Why You May Be Anxiety Eating and How to Avoid It

Try these expert-approved strategies to avoid overeating when you're anxious.

When you're stressed, eating can seem like just the thing to quell your emotions—whether you're feeling boredom, loneliness, depression, or even anxiety. Problem is, stress eating is hard to stop, and that can lead to overeating. If you're trying to maintain your weight, stress eating makes it harder.

Stress unleashes the hormone cortisol, and eating actually does make you feel better—at least for a little while. "Food can give us the same type of reward and pleasure that even drugs will," Melissa Majumdar, RD, a spokesperson for the Academy of Nutrition and Dietetics, told Health. Munching can also serve as a distraction from whatever's stressing you out.

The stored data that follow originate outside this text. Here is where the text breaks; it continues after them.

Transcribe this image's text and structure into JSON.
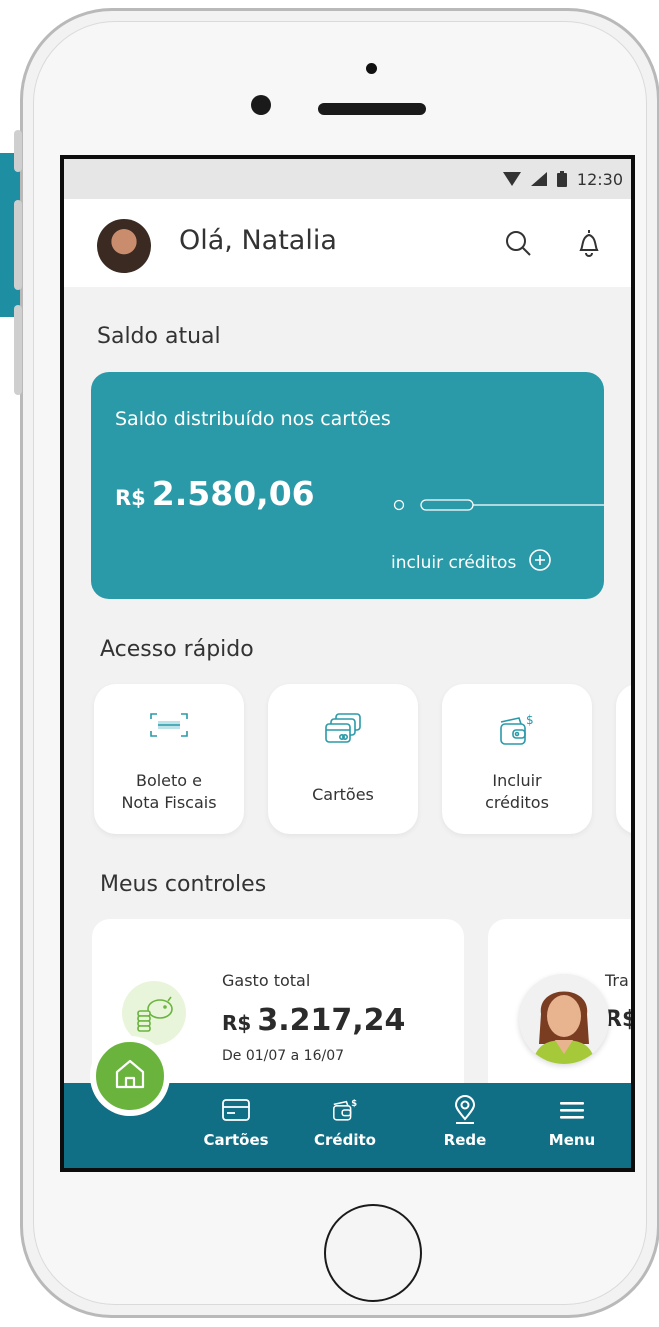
{
  "status_bar": {
    "time": "12:30"
  },
  "header": {
    "greeting": "Olá, Natalia"
  },
  "balance": {
    "section_title": "Saldo atual",
    "card_subtitle": "Saldo distribuído nos cartões",
    "currency": "R$",
    "amount": "2.580,06",
    "action_label": "incluir créditos"
  },
  "quick_access": {
    "section_title": "Acesso rápido",
    "items": [
      {
        "label": "Boleto e\nNota Fiscais",
        "icon": "barcode-scan-icon"
      },
      {
        "label": "Cartões",
        "icon": "cards-icon"
      },
      {
        "label": "Incluir\ncréditos",
        "icon": "wallet-dollar-icon"
      }
    ]
  },
  "controls": {
    "section_title": "Meus controles",
    "cards": [
      {
        "label": "Gasto total",
        "currency": "R$",
        "amount": "3.217,24",
        "date_range": "De 01/07 a 16/07",
        "icon": "piggy-bank-coins-icon"
      },
      {
        "label": "Tra",
        "currency": "R$"
      }
    ]
  },
  "bottom_nav": {
    "items": [
      {
        "label": "Cartões",
        "icon": "card-icon"
      },
      {
        "label": "Crédito",
        "icon": "wallet-dollar-icon"
      },
      {
        "label": "Rede",
        "icon": "map-pin-icon"
      },
      {
        "label": "Menu",
        "icon": "hamburger-icon"
      }
    ]
  },
  "colors": {
    "teal_card": "#2a9aa8",
    "nav_bar": "#116f85",
    "green_accent": "#6ab43e"
  }
}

But eating to quell stress—rather than hunger—isn't a winning strategy. Whether you have an anxiety disorder or you're facing ongoing stress in your life, a few simple tips can help tame stress eating.

Aim for Balance

It's not the carrots and the broccoli that people tend to go for when they're stressed—it's anything packed with sugar or fat. You're probably not likely to overdo it on something like grilled chicken breast, said Majumdar.

Sugary and fat-filled choices can numb emotions, but they also spike your blood sugar before sending it back into the trenches. Then you can feel hungry all over again and you're on a collision course with more stress eating.

Instead of Oreos and potato chips, aim for a balance of protein and fiber, since they are digested more slowly for "more of a sustained, gradual increase and decrease of blood sugar," said Majumdar.

Because snacks like crackers can be a trigger for some people, causing them to devour an entire box, she likes to steer people toward sources of carbs like berries and melon. Pair them with hard-boiled eggs, low-fat Greek yogurt, or cottage cheese for protein, said Majumdar.

Eat at Regular Intervals

The longer you go without eating, the more likely you are to eat too much, whether you're anxious or not.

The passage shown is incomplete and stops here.